The US Global Reporting Initiative (GRI) Guidelines, is another example of a reporting framework that allows organisations to address their broader environmental, social and economic development goals and are commonly used within the banking sector as a standard for sustainability reporting.

Green banking

Environmental financial risks — risks arising from climate change — pose a significant systemic challenge to economies and financial systems which central banks cannot afford to ignore.

Green banking is an emerging concept in African banking.

It basically promotes environmentally friendly banking practices and reducing carbon footprints from banking activities.

Under the green concept, banks come up with tailor-made financing green infrastructure investments and projects that support environment conservation, zero carbon emissions as well as clients that contribute solutions to both environmental and social development challenges.

The “greening of financial system” is becoming part of the extended mandate for central banks.

Banking institutions in Africa are already moving into green banking with some banks having already developed green financial products and risk management systems such as environmental and social risk management policies.

These are specifically designed to address environmental and social impact of lending and to support low carbon emission by relevant industries in order to avert the effects of climate change.

Green financial instruments, such as green bonds and climate bonds, are popping up in financial markets across Africa and are finding their place in mainstream banking or financial services.

As part of the “greening financial system” concept, financial institutions now require more disclosures from their corporate customers.

Under this concept, bank clients are required to disclose their green credentials, such as green investments and greenhouse gas emissions profiles, social responsibility programs and so on, as part of the green credit rating system.
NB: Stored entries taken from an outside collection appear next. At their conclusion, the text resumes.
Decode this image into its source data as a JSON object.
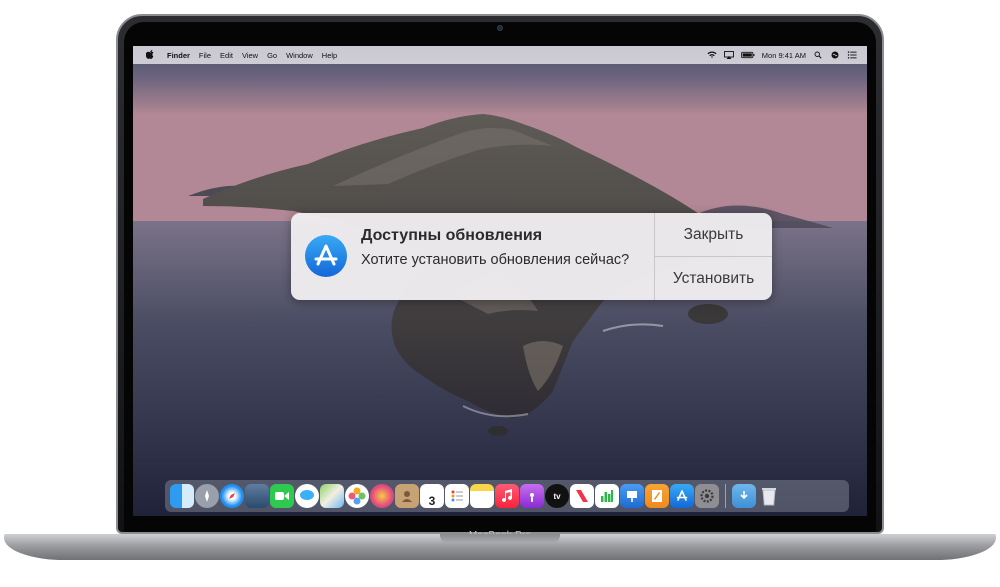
{
  "device_label": "MacBook Pro",
  "menubar": {
    "apple": "",
    "items": [
      "Finder",
      "File",
      "Edit",
      "View",
      "Go",
      "Window",
      "Help"
    ],
    "clock": "Mon 9:41 AM"
  },
  "notification": {
    "title": "Доступны обновления",
    "body": "Хотите установить обновления сейчас?",
    "close_label": "Закрыть",
    "install_label": "Установить",
    "icon": "app-store-icon"
  },
  "dock": {
    "calendar_day": "3",
    "tv_label": "tv",
    "icons": [
      "finder",
      "launchpad",
      "safari",
      "photo-booth",
      "facetime",
      "messages",
      "maps",
      "photos",
      "photos-app",
      "contacts",
      "calendar",
      "reminders",
      "notes",
      "music",
      "podcasts",
      "tv",
      "news",
      "numbers",
      "keynote",
      "pages",
      "app-store",
      "system-preferences",
      "downloads-folder",
      "trash"
    ]
  }
}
Good green credentials enable bank customers to access capital on favourable terms and conditions as a way of supporting solutions to environmental conservation.

Green bonds market

Nigeria, through its Green Bond Market Development Programme, in 2017 became the first country in Africa to issue a Sovereign Green Bond, certified under the Climate Bonds Standard, raising US$29 million during its inauguration year.

In April, 2019 Access Bank of Nigeria, a member of UNEP FI, became the first corporate bank in Africa to launch the Green Bonds certified under the Climate Bonds Standard within the auspices of the globally renowned UK-based organisation — Climate Bonds Initiative.

Access Bank issued a 15-year, 15,5 percent fixed interest rate green bond and was able to raise US$41 million (N15bn) through the issuance.

In 2019, South Africa’s Nedbank became the first bank to issue a Renewable Energy Bond. The instrument opened for auction in April.

Under the bond, Nedbank is applying the investment proceeds to support solar and wind renewable projects which have potential to deliver long-term sustainable energy solutions to South Africa.


The effects of climate change caused by Cyclone Idai in 2019 should be a reminder to Government and Zimbabweans of the effects of climate change and the devastation that can accompany it.

The drought currently being faced in Zimbabwe is another reminder that we should take environmental protection, a key pillar of sustainable development, seriously in the way we conduct our business.

The RBZ needs to take a more active and visible role within the broader community in greening banks and the financial services sector it regulates.

The RBZ, apart from coming up with “green financial instruments” should also tweak its bank supervision models and guidelines to ensure that the financial industry adjusts its financial models, capital adequacy ratios and risk management frameworks to deal with climate change-related risks.

As Zimbabwe drives its economy towards Vision 2030, we expect the RBZ to drive the green banking agenda in Zimbabwe and take robust measures in mainstreaming green banking in order to fulfil the broader continental sustainable development goals.